オキャロル一族の狂気が最も凄惨な形で現れたのが、城の上層階にある「血の礼拝堂」と呼ばれる場所です。1532年、一族の当主が亡くなった後、兄弟間で激しい権力闘争が勃発しました。そしてある日、神聖なミサの最中に、取り返しのつかない悲劇が起きたのです。

祭壇で祈りを捧げていた司祭の兄に対し、武装した弟が背後から忍び寄り、その背中を剣で深く刺し貫きました。兄は祭壇の上に倒れ込み、家族の目の前で息絶えました。神の御前で流された血は、この礼拝堂を永遠に呪われた空間へと変えてしまいました。現在でも、この部屋に足を踏み入れると、どこからともなく苦しげなうめき声が聞こえたり、突然ロウソクの火が消えたりするという証言が後を絶ちません。

エレメンタルの目撃証言

しかし、リープ城を真に恐ろしい場所にしているのは、無念の死を遂げた人間の霊ではありません。現地の人々が口を揃えて恐れ、決して名前を口にしようとしないのが、「エレメンタル」と呼ばれる正体不明の存在です。

この魔物は、人間の霊魂が変じたものではなく、太古の昔からこの土地に棲みついている精霊、あるいは古代ケルトのドルイド教の儀式によって呼び出された悪魔だと言われています。1900年代初頭、城の改修工事が行われた際、地下のウーブリエットから大量の人骨が発見されました。その骨を取り除いたことで、眠っていたこの存在が再び目を覚まし、城内を徘徊するようになったと伝えられています。

腐敗臭と羊のような姿

エレメンタルが現れる前兆として、必ず強烈な腐敗臭が漂うと言われています。硫黄と腐った肉が混ざったようなその悪臭は、嗅いだ者の鼻腔にこびりつき、数日間は消えないそうです。現地のフォーラムでは、「その匂いを嗅いだだけで嘔吐してしまった」「匂いが近づいてくるにつれて、部屋の温度が急激に下がった」といった体験談が語られています。

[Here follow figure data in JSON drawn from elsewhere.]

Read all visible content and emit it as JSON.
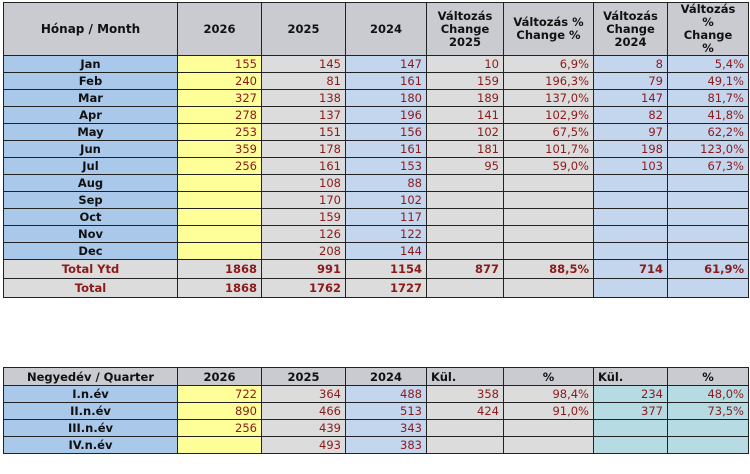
{
  "main_table": {
    "headers": {
      "month": "Hónap / Month",
      "y2026": "2026",
      "y2025": "2025",
      "y2024": "2024",
      "chg2025_line1": "Változás",
      "chg2025_line2": "Change",
      "chg2025_line3": "2025",
      "chgpct2025_line1": "Változás %",
      "chgpct2025_line2": "Change %",
      "chg2024_line1": "Változás",
      "chg2024_line2": "Change",
      "chg2024_line3": "2024",
      "chgpct2024_line1": "Változás",
      "chgpct2024_line2": "%",
      "chgpct2024_line3": "Change",
      "chgpct2024_line4": "%"
    },
    "rows": [
      {
        "month": "Jan",
        "y2026": "155",
        "y2025": "145",
        "y2024": "147",
        "chg2025": "10",
        "chgpct2025": "6,9%",
        "chg2024": "8",
        "chgpct2024": "5,4%"
      },
      {
        "month": "Feb",
        "y2026": "240",
        "y2025": "81",
        "y2024": "161",
        "chg2025": "159",
        "chgpct2025": "196,3%",
        "chg2024": "79",
        "chgpct2024": "49,1%"
      },
      {
        "month": "Mar",
        "y2026": "327",
        "y2025": "138",
        "y2024": "180",
        "chg2025": "189",
        "chgpct2025": "137,0%",
        "chg2024": "147",
        "chgpct2024": "81,7%"
      },
      {
        "month": "Apr",
        "y2026": "278",
        "y2025": "137",
        "y2024": "196",
        "chg2025": "141",
        "chgpct2025": "102,9%",
        "chg2024": "82",
        "chgpct2024": "41,8%"
      },
      {
        "month": "May",
        "y2026": "253",
        "y2025": "151",
        "y2024": "156",
        "chg2025": "102",
        "chgpct2025": "67,5%",
        "chg2024": "97",
        "chgpct2024": "62,2%"
      },
      {
        "month": "Jun",
        "y2026": "359",
        "y2025": "178",
        "y2024": "161",
        "chg2025": "181",
        "chgpct2025": "101,7%",
        "chg2024": "198",
        "chgpct2024": "123,0%"
      },
      {
        "month": "Jul",
        "y2026": "256",
        "y2025": "161",
        "y2024": "153",
        "chg2025": "95",
        "chgpct2025": "59,0%",
        "chg2024": "103",
        "chgpct2024": "67,3%"
      },
      {
        "month": "Aug",
        "y2026": "",
        "y2025": "108",
        "y2024": "88",
        "chg2025": "",
        "chgpct2025": "",
        "chg2024": "",
        "chgpct2024": ""
      },
      {
        "month": "Sep",
        "y2026": "",
        "y2025": "170",
        "y2024": "102",
        "chg2025": "",
        "chgpct2025": "",
        "chg2024": "",
        "chgpct2024": ""
      },
      {
        "month": "Oct",
        "y2026": "",
        "y2025": "159",
        "y2024": "117",
        "chg2025": "",
        "chgpct2025": "",
        "chg2024": "",
        "chgpct2024": ""
      },
      {
        "month": "Nov",
        "y2026": "",
        "y2025": "126",
        "y2024": "122",
        "chg2025": "",
        "chgpct2025": "",
        "chg2024": "",
        "chgpct2024": ""
      },
      {
        "month": "Dec",
        "y2026": "",
        "y2025": "208",
        "y2024": "144",
        "chg2025": "",
        "chgpct2025": "",
        "chg2024": "",
        "chgpct2024": ""
      }
    ],
    "total_ytd": {
      "label": "Total Ytd",
      "y2026": "1868",
      "y2025": "991",
      "y2024": "1154",
      "chg2025": "877",
      "chgpct2025": "88,5%",
      "chg2024": "714",
      "chgpct2024": "61,9%"
    },
    "total": {
      "label": "Total",
      "y2026": "1868",
      "y2025": "1762",
      "y2024": "1727"
    }
  },
  "quarter_table": {
    "headers": {
      "quarter": "Negyedév / Quarter",
      "y2026": "2026",
      "y2025": "2025",
      "y2024": "2024",
      "kul1": "Kül.",
      "pct1": "%",
      "kul2": "Kül.",
      "pct2": "%"
    },
    "rows": [
      {
        "quarter": "I.n.év",
        "y2026": "722",
        "y2025": "364",
        "y2024": "488",
        "kul1": "358",
        "pct1": "98,4%",
        "kul2": "234",
        "pct2": "48,0%"
      },
      {
        "quarter": "II.n.év",
        "y2026": "890",
        "y2025": "466",
        "y2024": "513",
        "kul1": "424",
        "pct1": "91,0%",
        "kul2": "377",
        "pct2": "73,5%"
      },
      {
        "quarter": "III.n.év",
        "y2026": "256",
        "y2025": "439",
        "y2024": "343",
        "kul1": "",
        "pct1": "",
        "kul2": "",
        "pct2": ""
      },
      {
        "quarter": "IV.n.év",
        "y2026": "",
        "y2025": "493",
        "y2024": "383",
        "kul1": "",
        "pct1": "",
        "kul2": "",
        "pct2": ""
      }
    ]
  }
}
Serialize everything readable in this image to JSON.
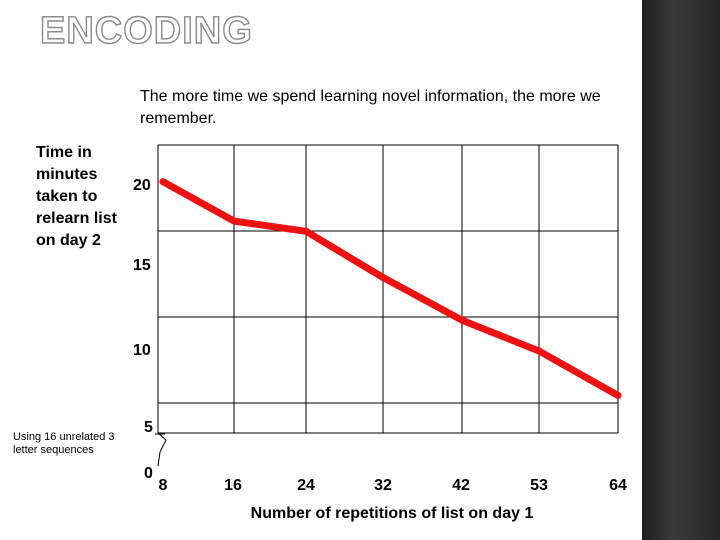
{
  "slide": {
    "title": "ENCODING",
    "subtitle": "The more time we spend learning novel information, the more we remember.",
    "note": "Using 16 unrelated 3 letter sequences"
  },
  "colors": {
    "line": "#ee1111",
    "grid": "#000000",
    "sidebar": "#2a2a2a"
  },
  "chart_data": {
    "type": "line",
    "title": "",
    "xlabel": "Number of repetitions of list on day 1",
    "ylabel": "Time in minutes taken to relearn list on day 2",
    "categories": [
      "8",
      "16",
      "24",
      "32",
      "42",
      "53",
      "64"
    ],
    "y_ticks": [
      "20",
      "15",
      "10",
      "5",
      "0"
    ],
    "axis_break": true,
    "grid": true,
    "series": [
      {
        "x": [
          8,
          16,
          24,
          32,
          42,
          53,
          64
        ],
        "y": [
          19.9,
          17.6,
          17.0,
          14.3,
          11.8,
          10.0,
          7.4
        ]
      }
    ]
  }
}
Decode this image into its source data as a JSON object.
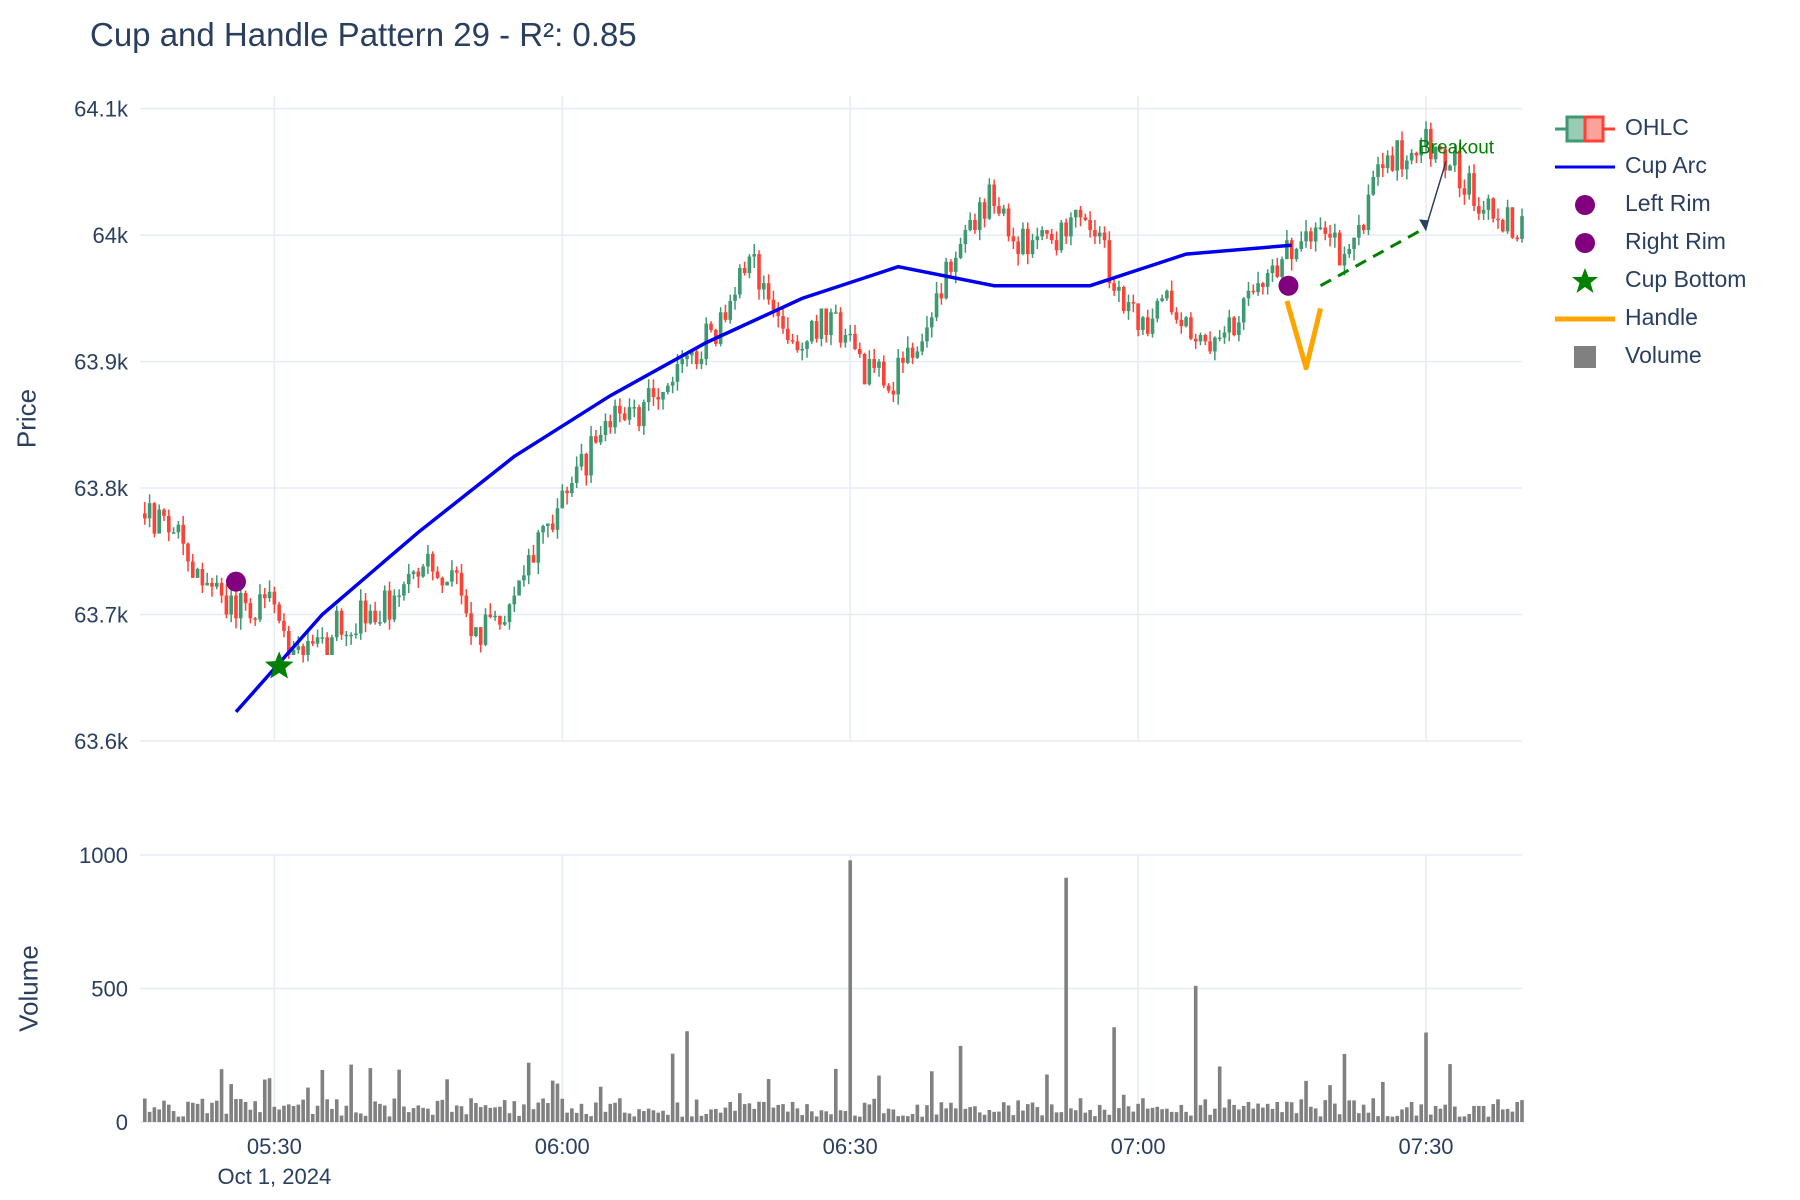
{
  "title": "Cup and Handle Pattern 29 - R²: 0.85",
  "colors": {
    "increasing": "#3d9970",
    "decreasing": "#ff4136",
    "cup_arc": "#0000ee",
    "rim": "#800080",
    "cup_bottom": "#008000",
    "handle": "#ffa500",
    "breakout": "#008000",
    "volume": "#808080",
    "grid": "#e5ecf6",
    "text": "#2a3f5f"
  },
  "legend": [
    {
      "name": "OHLC",
      "icon": "candlestick-icon"
    },
    {
      "name": "Cup Arc",
      "icon": "line-icon"
    },
    {
      "name": "Left Rim",
      "icon": "circle-marker-icon"
    },
    {
      "name": "Right Rim",
      "icon": "circle-marker-icon"
    },
    {
      "name": "Cup Bottom",
      "icon": "star-marker-icon"
    },
    {
      "name": "Handle",
      "icon": "line-icon"
    },
    {
      "name": "Volume",
      "icon": "square-icon"
    }
  ],
  "chart_data": {
    "type": "candlestick",
    "x_axis": {
      "type": "date",
      "range": [
        "2024-10-01 05:16",
        "2024-10-01 07:40"
      ],
      "ticks": [
        "05:30",
        "06:00",
        "06:30",
        "07:00",
        "07:30"
      ],
      "date_label": "Oct 1, 2024",
      "grid": true
    },
    "price_axis": {
      "label": "Price",
      "range": [
        63600,
        64110
      ],
      "ticks": [
        63600,
        63700,
        63800,
        63900,
        64000,
        64100
      ],
      "tick_labels": [
        "63.6k",
        "63.7k",
        "63.8k",
        "63.9k",
        "64k",
        "64.1k"
      ],
      "grid": true
    },
    "volume_axis": {
      "label": "Volume",
      "range": [
        0,
        1000
      ],
      "ticks": [
        0,
        500,
        1000
      ],
      "tick_labels": [
        "0",
        "500",
        "1000"
      ],
      "grid": true
    },
    "candle_start": "2024-10-01 05:16:30",
    "candle_interval_seconds": 30,
    "ohlc": [],
    "volume": [],
    "cup_arc": [
      {
        "x": "2024-10-01 05:26:00",
        "y": 63623
      },
      {
        "x": "2024-10-01 05:35:00",
        "y": 63700
      },
      {
        "x": "2024-10-01 05:45:00",
        "y": 63765
      },
      {
        "x": "2024-10-01 05:55:00",
        "y": 63825
      },
      {
        "x": "2024-10-01 06:05:00",
        "y": 63873
      },
      {
        "x": "2024-10-01 06:15:00",
        "y": 63915
      },
      {
        "x": "2024-10-01 06:25:00",
        "y": 63950
      },
      {
        "x": "2024-10-01 06:35:00",
        "y": 63975
      },
      {
        "x": "2024-10-01 06:45:00",
        "y": 63960
      },
      {
        "x": "2024-10-01 06:55:00",
        "y": 63960
      },
      {
        "x": "2024-10-01 07:05:00",
        "y": 63985
      },
      {
        "x": "2024-10-01 07:16:00",
        "y": 63992
      }
    ],
    "left_rim": {
      "x": "2024-10-01 05:26:00",
      "y": 63726
    },
    "right_rim": {
      "x": "2024-10-01 07:15:40",
      "y": 63960
    },
    "cup_bottom": {
      "x": "2024-10-01 05:30:30",
      "y": 63659
    },
    "handle": [
      {
        "x": "2024-10-01 07:15:30",
        "y": 63948
      },
      {
        "x": "2024-10-01 07:17:30",
        "y": 63895
      },
      {
        "x": "2024-10-01 07:19:00",
        "y": 63942
      }
    ],
    "breakout_line": [
      {
        "x": "2024-10-01 07:19:00",
        "y": 63960
      },
      {
        "x": "2024-10-01 07:30:00",
        "y": 64006
      }
    ],
    "annotation": {
      "text": "Breakout",
      "x": "2024-10-01 07:30:00",
      "y": 64003
    }
  }
}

その姿を目撃した数少ない証言によると、大きさは羊ほどで、人間と獣が混ざったような歪な顔を持ち、黒く虚ろな目をしているといいます。肉体が腐り落ちたようなおぞましい外見をしており、遭遇した者はあまりの恐怖に声すら出せなくなり、金縛りにあったように動けなくなると語られています。それは、人間の理解を超えた純粋な悪意の塊なのです。

筆者の考察:怨念が呼び覚ました古代の恐怖

この伝承を調べていく中で、筆者が特にゾッとしたのは、エレメンタルが「人間の霊ではない」という点です。海外の文献を突き合わせると、オキャロル一族の残虐行為が引き起こした膨大な負のエネルギーが、土地に眠っていた古代の魔物を呼び覚まし、餌を与えてしまったのではないかという不気味な共通点が浮かび上がります。

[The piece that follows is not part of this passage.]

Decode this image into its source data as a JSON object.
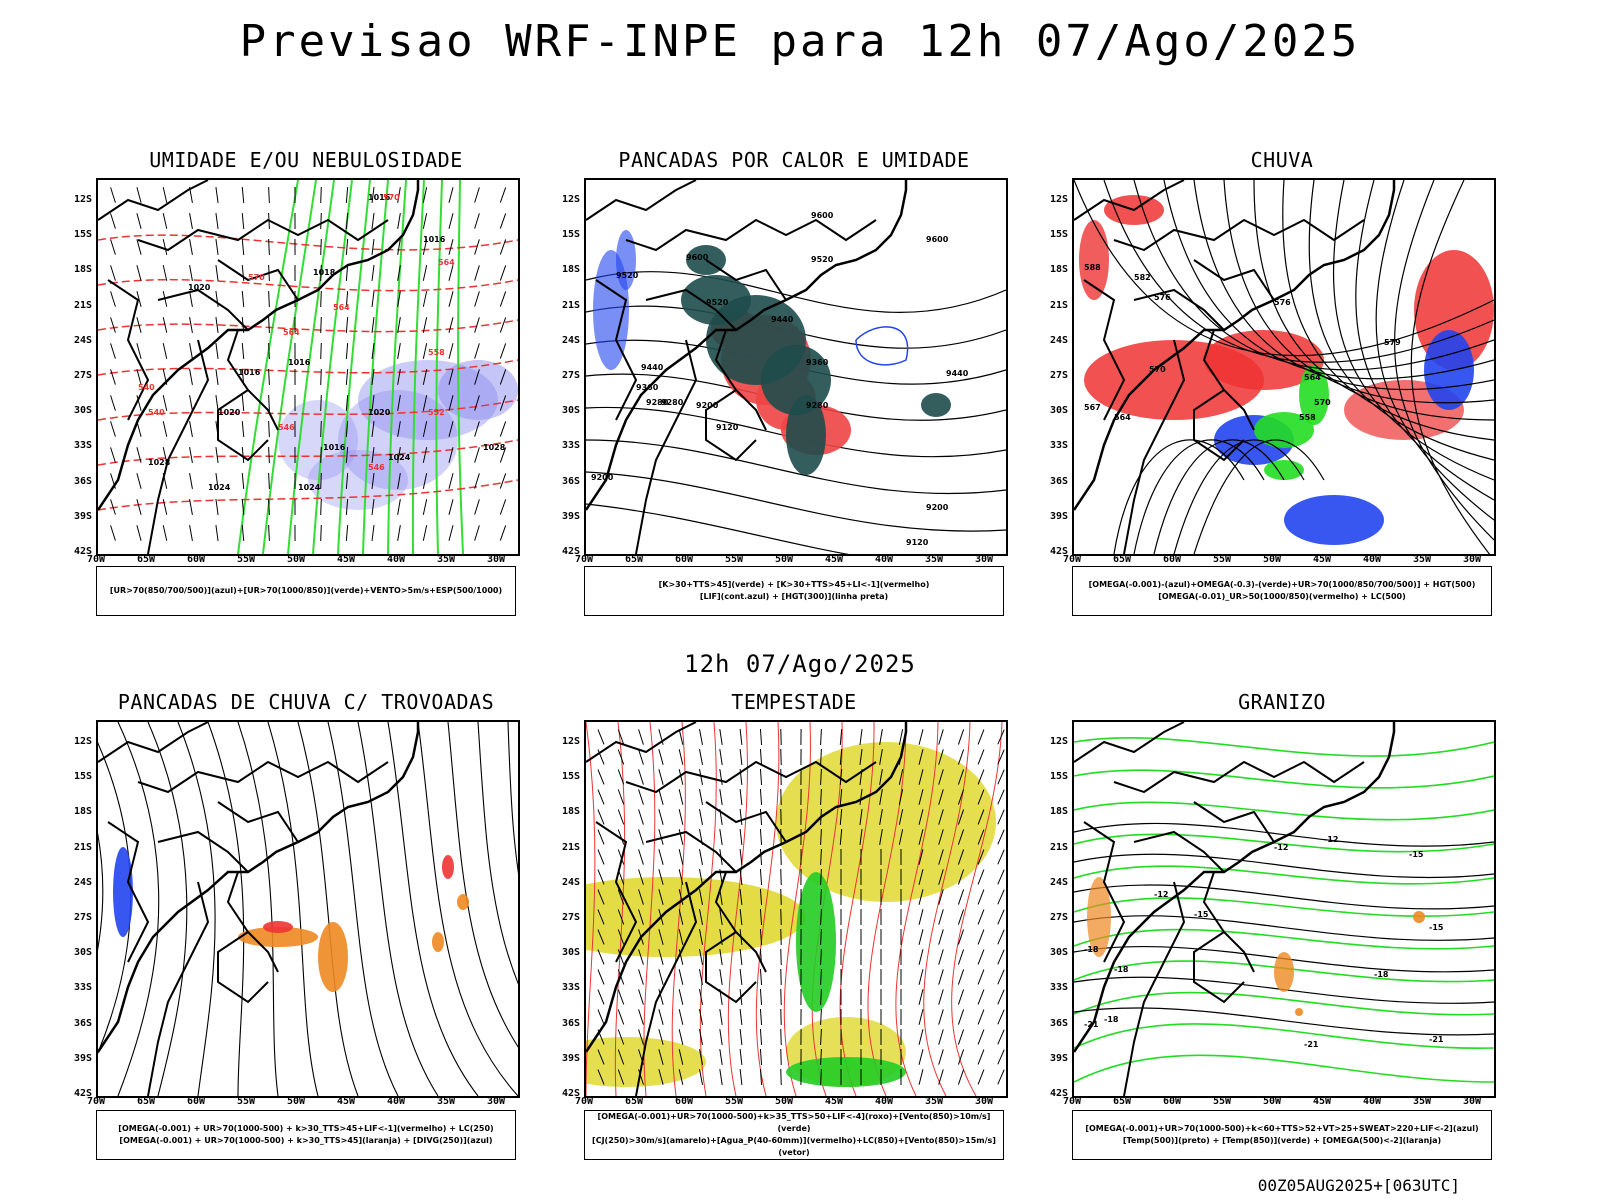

単なる心霊スポットの噂話を超えて、アイルランドの深い歴史と土着の信仰が絡み合ったこのリープ城の怪異。人間の狂気が未知の存在を現世に引きずり出したのだとすれば、これほど恐ろしい場所は他にないでしょう。もしアイルランドを訪れる機会があっても、決して興味本位でこの城に近づいてはいけません。